EL DRAMA DEL VOTO INTRASCENDENTE

11.12.2014 08:48

Hace mucho tiempo que nuestro Perplejo Espectador cayó en la cuenta de que esta vida es fundamentalmente una sucesión de insignificancias, con excepción de un pequeño puñado de cosas a las que podríamos atribuir una cierta calidad de trascendencia.

Desde esta perspectiva, no parece descabellado afirmar que los acontecimientos que van a marcar un surco indeleble en nuestra existencia serán escasos, nada comparable con el basto anecdotario que se nos va acumulando con el paso de los años.

No obstante, esa pequeña porción de trascendencia vital va esculpir la parte más sustantiva de nuestra biografía, la que nos va a hacer únicos e intransferibles. Nuestra mismidad es lo más auténtico e insobornable que tenemos. Es nuestro refugio más a mano.

Cuando alguien me preguntaba - hace ya muchos años - a qué partido iba a votar en unas elecciones parlamentarias recuerdo que respondía - posiblemente llevado por el entusiasmo de la poca edad - con inmediatez y certeza incontestable. El curriculum vitae de la juventud es necesariamente corto y transparente. Sin embargo, cuando alguien me pregunta ahora a quién votaré, honestamente, no sé qué responder. El voto se me ha transformado en algo trivial frente a su formidable relevancia de antaño.

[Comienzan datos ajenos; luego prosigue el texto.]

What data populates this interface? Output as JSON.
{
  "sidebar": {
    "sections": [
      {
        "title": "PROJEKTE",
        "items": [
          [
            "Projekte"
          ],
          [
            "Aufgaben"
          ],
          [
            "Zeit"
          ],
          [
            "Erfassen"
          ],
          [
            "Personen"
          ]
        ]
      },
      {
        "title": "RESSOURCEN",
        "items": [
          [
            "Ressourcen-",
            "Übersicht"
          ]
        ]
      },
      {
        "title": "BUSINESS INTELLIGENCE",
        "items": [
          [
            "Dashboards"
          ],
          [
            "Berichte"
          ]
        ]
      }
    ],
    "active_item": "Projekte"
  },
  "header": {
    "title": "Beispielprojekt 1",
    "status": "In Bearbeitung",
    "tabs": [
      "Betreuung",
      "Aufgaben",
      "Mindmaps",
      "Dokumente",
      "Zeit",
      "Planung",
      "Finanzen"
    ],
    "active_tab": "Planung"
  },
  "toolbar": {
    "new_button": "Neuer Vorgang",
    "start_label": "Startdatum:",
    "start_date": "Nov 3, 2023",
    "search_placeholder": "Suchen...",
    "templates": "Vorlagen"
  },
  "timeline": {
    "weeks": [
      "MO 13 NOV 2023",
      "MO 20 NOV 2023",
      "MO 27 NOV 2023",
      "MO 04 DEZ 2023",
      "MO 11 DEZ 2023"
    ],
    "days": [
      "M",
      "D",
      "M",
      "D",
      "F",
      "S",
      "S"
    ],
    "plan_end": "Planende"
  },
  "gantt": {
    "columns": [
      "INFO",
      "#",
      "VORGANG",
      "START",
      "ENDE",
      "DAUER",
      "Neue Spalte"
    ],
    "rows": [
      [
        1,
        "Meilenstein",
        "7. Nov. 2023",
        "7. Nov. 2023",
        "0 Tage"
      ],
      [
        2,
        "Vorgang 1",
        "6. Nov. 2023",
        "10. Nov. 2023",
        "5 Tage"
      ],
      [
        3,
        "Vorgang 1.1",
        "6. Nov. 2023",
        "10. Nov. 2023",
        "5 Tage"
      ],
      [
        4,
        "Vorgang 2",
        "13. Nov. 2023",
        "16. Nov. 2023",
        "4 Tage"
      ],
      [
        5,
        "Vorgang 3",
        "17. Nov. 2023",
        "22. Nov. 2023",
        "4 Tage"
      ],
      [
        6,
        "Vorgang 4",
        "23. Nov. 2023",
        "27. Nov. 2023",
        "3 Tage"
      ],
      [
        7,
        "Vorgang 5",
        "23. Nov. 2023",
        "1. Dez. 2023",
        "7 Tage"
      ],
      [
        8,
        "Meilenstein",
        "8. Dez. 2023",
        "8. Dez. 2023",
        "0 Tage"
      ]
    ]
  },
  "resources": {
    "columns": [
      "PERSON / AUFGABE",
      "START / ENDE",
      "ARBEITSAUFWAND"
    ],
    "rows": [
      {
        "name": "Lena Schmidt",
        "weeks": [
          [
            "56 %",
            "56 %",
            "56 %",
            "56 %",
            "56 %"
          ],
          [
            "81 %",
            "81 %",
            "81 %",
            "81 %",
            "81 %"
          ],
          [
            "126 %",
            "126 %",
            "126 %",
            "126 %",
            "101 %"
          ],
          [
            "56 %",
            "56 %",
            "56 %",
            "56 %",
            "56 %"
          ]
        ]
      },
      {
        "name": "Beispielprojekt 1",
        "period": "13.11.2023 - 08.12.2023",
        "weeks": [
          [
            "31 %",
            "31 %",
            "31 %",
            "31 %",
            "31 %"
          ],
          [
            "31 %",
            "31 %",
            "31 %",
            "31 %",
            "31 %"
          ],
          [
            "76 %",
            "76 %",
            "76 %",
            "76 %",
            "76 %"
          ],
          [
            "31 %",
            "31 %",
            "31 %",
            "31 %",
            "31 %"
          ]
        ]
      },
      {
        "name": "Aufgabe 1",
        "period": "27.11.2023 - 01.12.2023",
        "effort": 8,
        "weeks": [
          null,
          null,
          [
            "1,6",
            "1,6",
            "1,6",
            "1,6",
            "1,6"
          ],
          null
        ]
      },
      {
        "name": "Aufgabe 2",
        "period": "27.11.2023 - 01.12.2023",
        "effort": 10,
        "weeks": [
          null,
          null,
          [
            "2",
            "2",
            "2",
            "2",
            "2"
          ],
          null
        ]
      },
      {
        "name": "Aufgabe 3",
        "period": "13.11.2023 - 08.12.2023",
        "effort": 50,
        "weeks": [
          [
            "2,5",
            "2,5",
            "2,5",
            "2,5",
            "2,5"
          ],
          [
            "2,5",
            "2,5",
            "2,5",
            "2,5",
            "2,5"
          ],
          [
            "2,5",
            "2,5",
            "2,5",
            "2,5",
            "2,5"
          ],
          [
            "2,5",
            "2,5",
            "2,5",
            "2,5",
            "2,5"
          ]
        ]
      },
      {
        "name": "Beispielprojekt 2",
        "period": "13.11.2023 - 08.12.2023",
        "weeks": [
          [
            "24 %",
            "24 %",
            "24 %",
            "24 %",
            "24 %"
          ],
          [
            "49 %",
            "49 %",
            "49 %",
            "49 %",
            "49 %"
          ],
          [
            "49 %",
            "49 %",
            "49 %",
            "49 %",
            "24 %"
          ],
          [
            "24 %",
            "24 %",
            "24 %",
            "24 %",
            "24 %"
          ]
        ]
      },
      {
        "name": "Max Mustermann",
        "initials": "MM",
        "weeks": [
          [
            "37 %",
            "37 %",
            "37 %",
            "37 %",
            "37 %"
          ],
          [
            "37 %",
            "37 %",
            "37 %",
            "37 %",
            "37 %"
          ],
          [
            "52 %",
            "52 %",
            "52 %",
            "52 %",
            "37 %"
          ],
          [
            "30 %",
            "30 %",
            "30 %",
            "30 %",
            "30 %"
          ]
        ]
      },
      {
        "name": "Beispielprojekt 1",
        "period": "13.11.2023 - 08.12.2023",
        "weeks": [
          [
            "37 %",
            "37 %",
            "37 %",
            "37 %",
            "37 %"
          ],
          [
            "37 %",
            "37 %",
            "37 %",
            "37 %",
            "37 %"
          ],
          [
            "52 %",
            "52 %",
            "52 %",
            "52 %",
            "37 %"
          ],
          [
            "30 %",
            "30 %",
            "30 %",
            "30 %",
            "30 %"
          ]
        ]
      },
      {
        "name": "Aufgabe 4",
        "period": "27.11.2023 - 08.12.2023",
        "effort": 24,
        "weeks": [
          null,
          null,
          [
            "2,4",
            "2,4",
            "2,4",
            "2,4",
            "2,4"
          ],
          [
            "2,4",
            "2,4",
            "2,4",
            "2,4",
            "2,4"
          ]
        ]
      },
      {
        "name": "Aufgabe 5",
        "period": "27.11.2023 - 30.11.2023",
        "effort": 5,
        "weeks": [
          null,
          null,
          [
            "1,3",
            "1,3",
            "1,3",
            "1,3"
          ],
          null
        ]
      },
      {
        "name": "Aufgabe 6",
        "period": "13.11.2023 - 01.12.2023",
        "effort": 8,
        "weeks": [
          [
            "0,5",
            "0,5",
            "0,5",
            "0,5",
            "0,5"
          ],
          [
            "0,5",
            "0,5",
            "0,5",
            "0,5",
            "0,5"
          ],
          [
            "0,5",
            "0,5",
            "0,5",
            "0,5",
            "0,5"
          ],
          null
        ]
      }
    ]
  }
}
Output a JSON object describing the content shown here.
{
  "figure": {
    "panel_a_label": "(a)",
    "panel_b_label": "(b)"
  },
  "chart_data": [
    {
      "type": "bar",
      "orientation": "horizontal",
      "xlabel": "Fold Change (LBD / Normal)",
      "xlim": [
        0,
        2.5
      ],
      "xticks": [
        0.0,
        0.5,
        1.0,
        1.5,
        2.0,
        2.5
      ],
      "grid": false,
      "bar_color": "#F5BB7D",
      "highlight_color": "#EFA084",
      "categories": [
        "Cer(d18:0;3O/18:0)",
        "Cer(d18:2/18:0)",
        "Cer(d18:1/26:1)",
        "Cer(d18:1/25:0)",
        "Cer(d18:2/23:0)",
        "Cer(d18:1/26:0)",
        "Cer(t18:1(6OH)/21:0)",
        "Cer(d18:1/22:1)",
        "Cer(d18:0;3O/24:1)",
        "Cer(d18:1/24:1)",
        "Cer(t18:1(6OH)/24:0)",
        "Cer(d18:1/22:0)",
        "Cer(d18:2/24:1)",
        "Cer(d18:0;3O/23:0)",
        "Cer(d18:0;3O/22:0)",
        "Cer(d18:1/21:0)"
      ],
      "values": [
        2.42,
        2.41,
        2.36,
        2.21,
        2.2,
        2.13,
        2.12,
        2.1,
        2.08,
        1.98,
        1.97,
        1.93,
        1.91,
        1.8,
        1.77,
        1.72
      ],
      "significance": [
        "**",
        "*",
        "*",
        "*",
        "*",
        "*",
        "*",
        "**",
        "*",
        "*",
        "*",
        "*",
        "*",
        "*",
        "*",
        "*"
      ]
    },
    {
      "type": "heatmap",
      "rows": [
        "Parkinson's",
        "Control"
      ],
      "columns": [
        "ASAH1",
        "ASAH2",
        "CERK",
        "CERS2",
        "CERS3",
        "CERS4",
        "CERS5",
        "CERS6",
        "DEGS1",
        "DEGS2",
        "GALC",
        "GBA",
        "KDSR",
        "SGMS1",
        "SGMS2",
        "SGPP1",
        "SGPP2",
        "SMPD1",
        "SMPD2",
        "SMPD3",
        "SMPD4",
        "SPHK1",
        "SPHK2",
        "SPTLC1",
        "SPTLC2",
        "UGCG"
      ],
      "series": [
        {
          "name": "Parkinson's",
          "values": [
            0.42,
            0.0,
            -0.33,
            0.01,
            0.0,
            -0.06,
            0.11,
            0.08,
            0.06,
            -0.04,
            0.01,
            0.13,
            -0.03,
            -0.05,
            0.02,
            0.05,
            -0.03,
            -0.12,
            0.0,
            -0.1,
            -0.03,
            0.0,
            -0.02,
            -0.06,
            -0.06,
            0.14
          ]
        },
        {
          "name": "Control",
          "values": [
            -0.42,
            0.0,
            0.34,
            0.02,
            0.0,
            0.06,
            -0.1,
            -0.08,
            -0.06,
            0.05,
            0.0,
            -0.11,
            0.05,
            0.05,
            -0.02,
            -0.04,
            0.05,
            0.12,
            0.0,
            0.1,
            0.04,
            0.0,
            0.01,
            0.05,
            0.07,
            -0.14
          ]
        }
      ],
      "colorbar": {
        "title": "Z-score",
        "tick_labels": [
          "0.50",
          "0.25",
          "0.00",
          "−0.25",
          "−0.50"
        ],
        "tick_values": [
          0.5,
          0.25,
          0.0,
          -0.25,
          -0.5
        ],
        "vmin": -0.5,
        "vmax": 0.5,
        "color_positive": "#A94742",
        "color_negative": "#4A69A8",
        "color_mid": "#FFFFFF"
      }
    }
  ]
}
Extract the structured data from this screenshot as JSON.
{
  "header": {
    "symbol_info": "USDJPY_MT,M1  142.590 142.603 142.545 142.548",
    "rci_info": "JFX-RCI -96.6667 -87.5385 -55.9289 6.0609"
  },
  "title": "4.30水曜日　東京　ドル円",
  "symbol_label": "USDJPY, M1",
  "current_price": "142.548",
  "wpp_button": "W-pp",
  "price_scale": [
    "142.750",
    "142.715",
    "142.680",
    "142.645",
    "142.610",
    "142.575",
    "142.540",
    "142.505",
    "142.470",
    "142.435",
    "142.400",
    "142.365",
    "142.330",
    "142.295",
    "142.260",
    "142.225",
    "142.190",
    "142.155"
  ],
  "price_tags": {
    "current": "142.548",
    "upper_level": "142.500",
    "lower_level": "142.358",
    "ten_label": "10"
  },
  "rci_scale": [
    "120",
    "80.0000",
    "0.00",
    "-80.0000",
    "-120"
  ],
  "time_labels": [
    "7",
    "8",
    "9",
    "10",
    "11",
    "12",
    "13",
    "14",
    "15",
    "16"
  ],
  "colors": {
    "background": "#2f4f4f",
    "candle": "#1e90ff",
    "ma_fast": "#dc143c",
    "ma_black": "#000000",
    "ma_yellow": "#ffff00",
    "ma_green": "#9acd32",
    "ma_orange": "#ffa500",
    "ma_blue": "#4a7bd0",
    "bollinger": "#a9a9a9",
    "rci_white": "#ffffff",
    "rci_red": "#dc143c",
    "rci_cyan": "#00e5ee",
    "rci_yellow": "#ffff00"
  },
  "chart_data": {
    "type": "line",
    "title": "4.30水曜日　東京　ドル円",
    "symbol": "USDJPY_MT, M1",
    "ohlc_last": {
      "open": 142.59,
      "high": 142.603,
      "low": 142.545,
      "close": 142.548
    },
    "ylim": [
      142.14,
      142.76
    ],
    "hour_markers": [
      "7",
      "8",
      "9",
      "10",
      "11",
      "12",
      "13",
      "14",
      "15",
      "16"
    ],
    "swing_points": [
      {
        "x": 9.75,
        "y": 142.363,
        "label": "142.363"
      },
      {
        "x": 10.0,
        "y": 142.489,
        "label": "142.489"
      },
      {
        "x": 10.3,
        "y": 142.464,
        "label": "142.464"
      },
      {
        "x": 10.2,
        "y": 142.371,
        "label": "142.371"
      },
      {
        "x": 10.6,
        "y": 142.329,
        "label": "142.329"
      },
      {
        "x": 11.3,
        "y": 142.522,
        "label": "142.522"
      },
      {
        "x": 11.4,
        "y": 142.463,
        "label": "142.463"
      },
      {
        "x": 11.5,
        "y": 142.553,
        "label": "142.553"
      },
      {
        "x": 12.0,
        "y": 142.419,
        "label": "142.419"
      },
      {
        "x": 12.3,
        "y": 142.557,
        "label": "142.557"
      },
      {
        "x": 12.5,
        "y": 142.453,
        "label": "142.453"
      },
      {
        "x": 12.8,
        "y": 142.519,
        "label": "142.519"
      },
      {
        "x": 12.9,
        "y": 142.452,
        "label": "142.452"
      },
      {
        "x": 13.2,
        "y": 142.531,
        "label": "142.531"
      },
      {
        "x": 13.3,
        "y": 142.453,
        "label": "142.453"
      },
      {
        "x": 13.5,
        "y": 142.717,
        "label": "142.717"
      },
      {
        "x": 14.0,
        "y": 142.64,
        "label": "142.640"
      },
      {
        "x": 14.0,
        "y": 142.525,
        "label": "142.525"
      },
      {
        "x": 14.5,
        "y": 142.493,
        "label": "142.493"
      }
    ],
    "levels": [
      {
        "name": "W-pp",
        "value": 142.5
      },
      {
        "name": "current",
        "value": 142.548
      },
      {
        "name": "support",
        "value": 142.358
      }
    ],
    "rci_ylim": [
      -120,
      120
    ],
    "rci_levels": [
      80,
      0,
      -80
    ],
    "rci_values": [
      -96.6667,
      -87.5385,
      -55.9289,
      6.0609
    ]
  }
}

Gane quien gane en las urnas, sé que mi vida y la de mi entorno  continuarán con parecido encefalograma y, si acontece algún cambio, será en la zona más irrelevante de nuestras respectivas existencias.

¿Por qué me viene a las mientes la política al enfrentar trascendencia y trivialidad?

Tal vez porque cuando uno se identifica con sus representantes políticos, cuando éstos responden a una cierta manera personal de entender la vida, se nos acelera el corazón de la misma manera que se acelera cuando se está junto a  la persona amada. ¿No es esto material con credenciales de trascendencia?

Pues bien, me acontece que la política ya no es capaz de acelerarme el corazón, aunque sí me lo puede encoger. Por esa razón y, solo por esa, todavía voto, para evitar que se me achique el corazón.

Cruel es el destino del elector circunspecto, que en lugar de votar a favor, vota en contra; que en lugar de votar por la trascendencia, vota por la trivialidad; que en lugar de votar para premiar, vota para castigar.

Uno tiene la impresión de que votar es minimizar daños. Temo que cuando se inserta la papeleta en la urna uno queda abatido por la frustración y solo nos consuela la certeza de que hemos hecho lo menos malo que podíamos hacer.

Y con este panorama ante mí, a medida que se acercan los nuevos plazos electorales, este ciudadano va sintiendo que el drama de lo pueril vuelve a llamar a mi puerta y que, una vez más, sentiré la íntima obligación de minimizar daños votando lo más intrascendentemente posible.